Why do I care? Should not the cost of providing network access (at peak usage) be my -basis- of cost that is passed on to the customer? I guess if I bill on 95th percentile I would rather have the bursty customer since he pays as if he used 100MBps the whole time.
It's a shame that the current electricity metering and billing system has no way to reward those people who shift some of their load off-peak. If it did, the on-peak rate could be raised while leaving the off-peak rate the same. This would help ease the crisis significantly while having much less impact on poorer people who can't afford to pay 40% more for their electricity.
I disagree with you here. However, I do not want to descend into a power discussion on-list. :) I do not think there is any real evidence to substantiate the assumption that "peak power" costs more than "off peak power". Instead, power companies would like you to move your electricity consumption to more convenient times well within acceptable profit margins.

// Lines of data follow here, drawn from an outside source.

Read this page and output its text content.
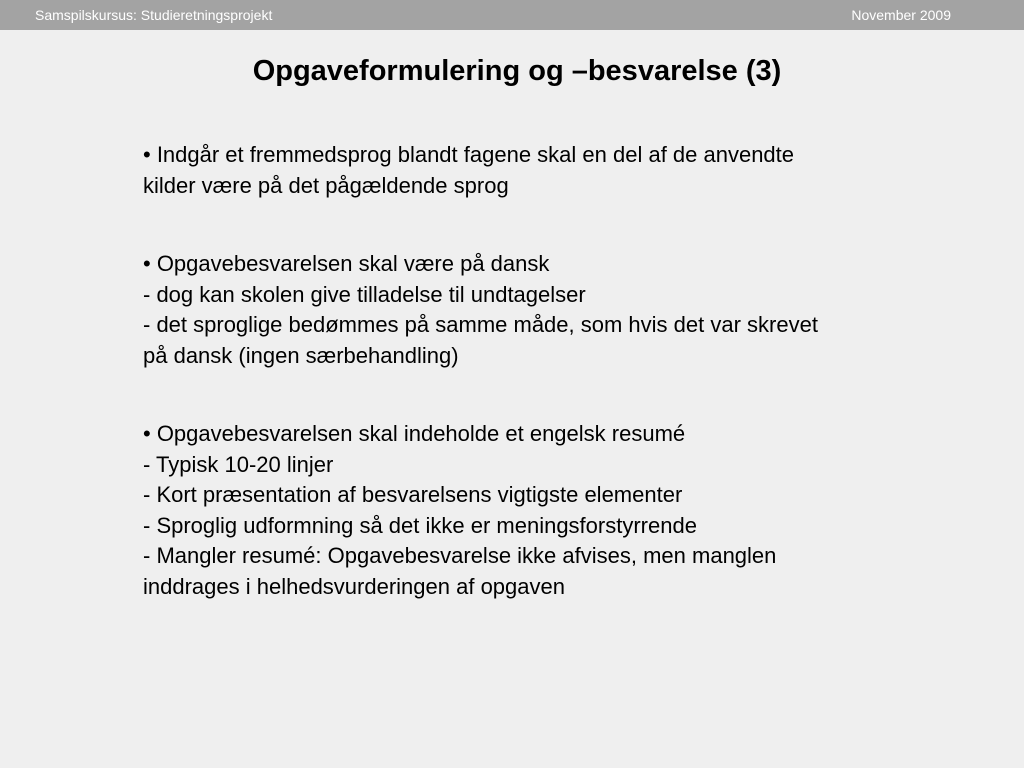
Samspilskursus: Studieretningsprojekt	November 2009
Opgaveformulering og –besvarelse (3)
• Indgår et fremmedsprog blandt fagene skal en del af de anvendte
kilder være på det pågældende sprog
• Opgavebesvarelsen skal være på dansk
- dog kan skolen give tilladelse til undtagelser
- det sproglige bedømmes på samme måde, som hvis det var skrevet
på dansk (ingen særbehandling)
• Opgavebesvarelsen skal indeholde et engelsk resumé
- Typisk 10-20 linjer
- Kort præsentation af besvarelsens vigtigste elementer
- Sproglig udformning så det ikke er meningsforstyrrende
- Mangler resumé: Opgavebesvarelse ikke afvises, men manglen
inddrages i helhedsvurderingen af opgaven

to minute). Imagine if people could set their meter to turn off different circuits if the rate exceeded different amounts. Do you realize how much of the problem this would solve?
Now, this WOULD be cool.
Yes, Internet billing is still in its infancy. Billing based upon peak available bandwidth is obviously not right as it punishes people for leaving room for growth and needlessly slows down their transfers when bandwidth is available. Billing based just upon bits moved is obviously not right as it fails to reward load leveling and makes it too hard to leverage existing customers to get future ones.
I can say from experience that 95th percentile billing seems to happen to produce the right number.